Car, en effet, « Ses trois sœurs » n’est pas un film aimable de prime abord et peut-être pas toujours agréable. Il est certain qu’il va en laisser certains sur le bas-côté par son côté peu avenant. Plutôt lent, presque monotone par moments, il est en outre excessivement bavard et se déroule uniquement entre les quatre murs d’un appartement new-yorkais filmé comme ce que le cinéma d’auteur américain fait de plus cliché. Du pur cinoche indépendant de l’Oncle Sam en somme que ce film d’Azazel Jacobs qui nous avait offert une œuvre d’un tout autre genre il y a quatre ans avec « French Exit » où Michelle Pfeiffer tenait le haut de l’affiche. Le fait de ne pas voir le père ici et de se concentrer sur les rapports complexes qui lient ses trois filles est une excellente idée mais qui confirme un peu le côté conceptuel de la chose. On peut donc trouver ce film ennuyant (ce qu’il est parfois) mais aussi très juste et touchant.
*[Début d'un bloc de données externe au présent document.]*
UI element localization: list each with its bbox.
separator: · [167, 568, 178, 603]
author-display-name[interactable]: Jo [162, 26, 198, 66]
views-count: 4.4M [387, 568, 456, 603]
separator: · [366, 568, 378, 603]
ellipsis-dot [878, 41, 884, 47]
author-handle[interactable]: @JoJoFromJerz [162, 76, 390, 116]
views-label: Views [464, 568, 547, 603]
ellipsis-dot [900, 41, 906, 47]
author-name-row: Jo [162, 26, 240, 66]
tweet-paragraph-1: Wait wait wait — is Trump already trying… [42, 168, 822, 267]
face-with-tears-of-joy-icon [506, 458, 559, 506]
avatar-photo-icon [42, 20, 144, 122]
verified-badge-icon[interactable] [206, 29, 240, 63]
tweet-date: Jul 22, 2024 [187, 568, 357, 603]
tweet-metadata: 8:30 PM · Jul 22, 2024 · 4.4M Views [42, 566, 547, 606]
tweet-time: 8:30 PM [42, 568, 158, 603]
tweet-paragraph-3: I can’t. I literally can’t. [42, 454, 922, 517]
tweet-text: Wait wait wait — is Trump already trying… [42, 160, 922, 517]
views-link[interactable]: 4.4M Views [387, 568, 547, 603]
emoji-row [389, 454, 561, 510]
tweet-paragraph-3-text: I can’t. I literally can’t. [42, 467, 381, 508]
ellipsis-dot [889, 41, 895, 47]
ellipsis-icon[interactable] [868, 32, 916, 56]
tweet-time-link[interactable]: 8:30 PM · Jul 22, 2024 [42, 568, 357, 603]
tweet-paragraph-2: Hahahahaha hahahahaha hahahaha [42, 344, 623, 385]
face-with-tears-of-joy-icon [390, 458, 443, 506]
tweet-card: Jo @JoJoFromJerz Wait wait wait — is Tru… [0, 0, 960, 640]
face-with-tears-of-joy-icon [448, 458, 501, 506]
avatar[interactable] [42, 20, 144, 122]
Et s’il est aussi réussi sur bien des points c’est notamment grâce à ses trois actrices qui forment un trio aussi dissemblable que pertinent. Les rôles sont clairement trop marqués, presque caricaturaux. On a l’aînée pragmatique, meneuse et aigrie, la seconde taiseuse, bohême et impulsive puis la petite dernière plus sensible, douce et qui fait le tampon entre les deux. Mais les trois actrices impulsent à leurs personnages assez de nuances et de conviction pour que tout cela soit bon. Elles sont impeccables et forment un tout complètement convaincant. Petit à petit, on apprend leurs fêlures, leurs ressentis et certains aspects de leur relation(s) qui nous permettent d’avoir du recul et de mieux appréhender chacune des scènes jusqu’à un final assez touchant tout en étant sobre. Pas forcément facile à appréhender, voire à aimer, « Ses trois filles » n’en demeure pas moins un film d’auteur exigeant et non dénué de qualités mais surtout porté par ses actrices.